Caux C, Massacrier C, Dezutter-Dambuyant C, Vanbervliet B, Jacquet C, Schmitt D, Banchereau J
Schering-Plough, Laboratory for Immunologic Research, Dardilly, France.
J Immunol. 1995 Dec 1;155(11):5427-35.
Earlier studies have concluded that fresh Langerhans cells (LC) are able to capture and process native Ags, whereas cultured LC have lost these functions while acquiring the capacity to prime naive T cells. Herein we studied the functions of human dendritic/Langerhans cells (d-Lc) generated in vitro by culturing CD34+ hemopoietic progenitor cells in the presence of granulocyte-macrophage CSF (GM-CSF) + TNF-alpha. Less than 50 d-Lc were found to strongly stimulate the proliferation of 2.5 x 10(4) allogeneic naive CD4+ T cells. Furthermore, six to 50 d-Lc induced half-maximal proliferation of naive syngeneic CD4+ cord blood T cells, in the presence of picomolar concentrations of superantigens. During the alloreaction, the CD4+ T cells were expanded up to 100-fold within two successive stimulation cycles with the same d-Lc, and the recovered T cells were specific for the d-Lc alloantigen. HLA-matched tetanus toxoid (TT)-specific T cell clones were found to proliferate in response to TT presented by CD1a+ d-Lc. Finally, electron microscopy demonstrated that CD1a+ d-Lc were able to capture an Ag (gold-labeled Igs) through receptor-mediated endocytosis. Thus, in vitro generated d-Lc can prime naive T cells and process native Ags, a property that might eventually prove useful for priming Ag-specific naive T cells for cellular immunotherapy.

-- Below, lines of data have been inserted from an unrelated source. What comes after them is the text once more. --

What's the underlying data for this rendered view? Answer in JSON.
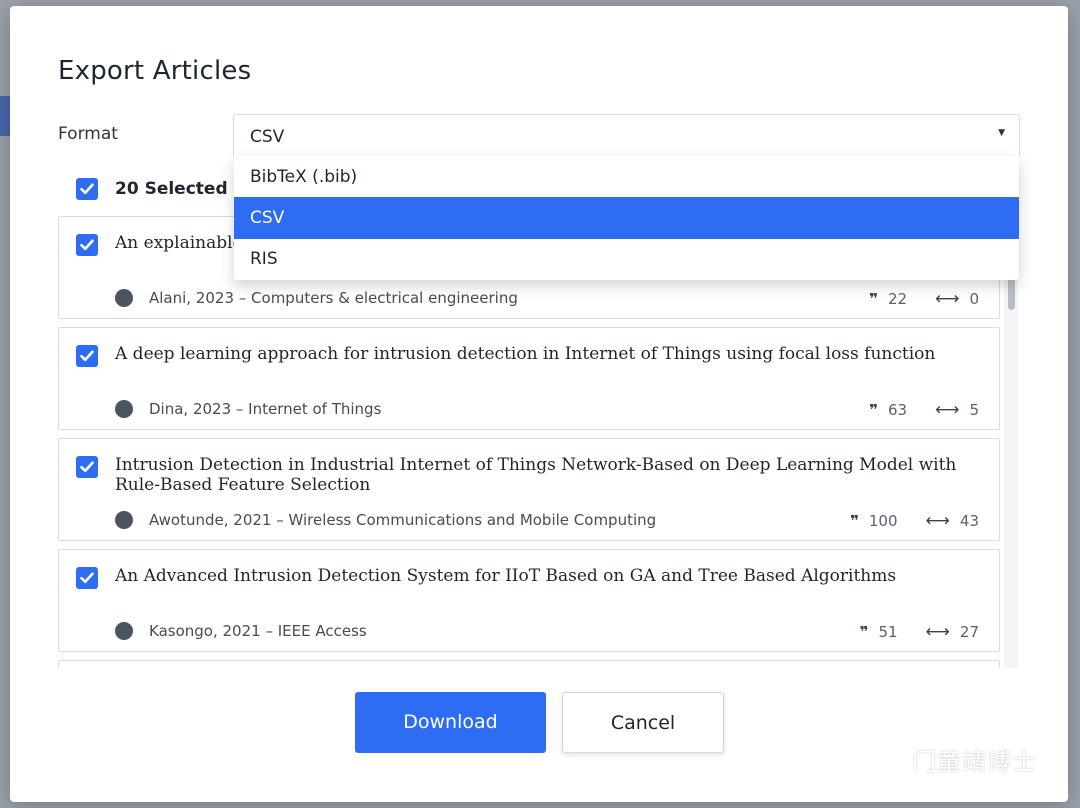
{
  "dialog": {
    "title": "Export Articles",
    "format_label": "Format",
    "format_value": "CSV",
    "format_options": [
      {
        "label": "BibTeX (.bib)",
        "selected": false
      },
      {
        "label": "CSV",
        "selected": true
      },
      {
        "label": "RIS",
        "selected": false
      }
    ],
    "selected_count_label": "20 Selected",
    "articles": [
      {
        "title": "An explainable",
        "meta": "Alani, 2023 – Computers & electrical engineering",
        "citations": "22",
        "references": "0",
        "checked": true
      },
      {
        "title": "A deep learning approach for intrusion detection in Internet of Things using focal loss function",
        "meta": "Dina, 2023 – Internet of Things",
        "citations": "63",
        "references": "5",
        "checked": true
      },
      {
        "title": "Intrusion Detection in Industrial Internet of Things Network-Based on Deep Learning Model with Rule-Based Feature Selection",
        "meta": "Awotunde, 2021 – Wireless Communications and Mobile Computing",
        "citations": "100",
        "references": "43",
        "checked": true
      },
      {
        "title": "An Advanced Intrusion Detection System for IIoT Based on GA and Tree Based Algorithms",
        "meta": "Kasongo, 2021 – IEEE Access",
        "citations": "51",
        "references": "27",
        "checked": true
      }
    ],
    "download_label": "Download",
    "cancel_label": "Cancel"
  },
  "colors": {
    "accent": "#2f6cf4",
    "text": "#1d2630",
    "border": "#d8dde3"
  },
  "icons": {
    "citation": "quote-icon",
    "reference": "arrow-connect-icon",
    "checkbox": "check-icon"
  },
  "watermark": "门童靖博士"
}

早期研究得出结论,新鲜的朗格汉斯细胞(LC)能够捕获和处理天然抗原,而培养的LC在获得激活初始T细胞的能力时已丧失这些功能。在此,我们研究了通过在粒细胞-巨噬细胞集落刺激因子(GM-CSF)+肿瘤坏死因子-α存在下培养CD34+造血祖细胞体外生成的人树突状/朗格汉斯细胞(d-Lc)的功能。发现少于50个d-Lc就能强烈刺激2.5×10⁴个同种异体初始CD4⁺T细胞的增殖。此外,在皮摩尔浓度的超抗原存在下,6至50个d-Lc可诱导同基因初始CD4⁺脐血T细胞增殖达到半数最大效应。在同种异体反应过程中,CD4⁺T细胞在与相同的d-Lc进行两个连续刺激周期内可扩增至100倍,并且回收的T细胞对d-Lc同种异体抗原有特异性。发现HLA匹配的破伤风类毒素(TT)特异性T细胞克隆可响应由CD1a⁺d-Lc呈递的TT而增殖。最后,电子显微镜显示CD1a⁺d-Lc能够通过受体介导的内吞作用捕获一种抗原(金标记的免疫球蛋白)。因此,体外生成的d-Lc能够激活初始T细胞并处理天然抗原,这一特性最终可能被证明对激活抗原特异性初始T细胞用于细胞免疫治疗有用。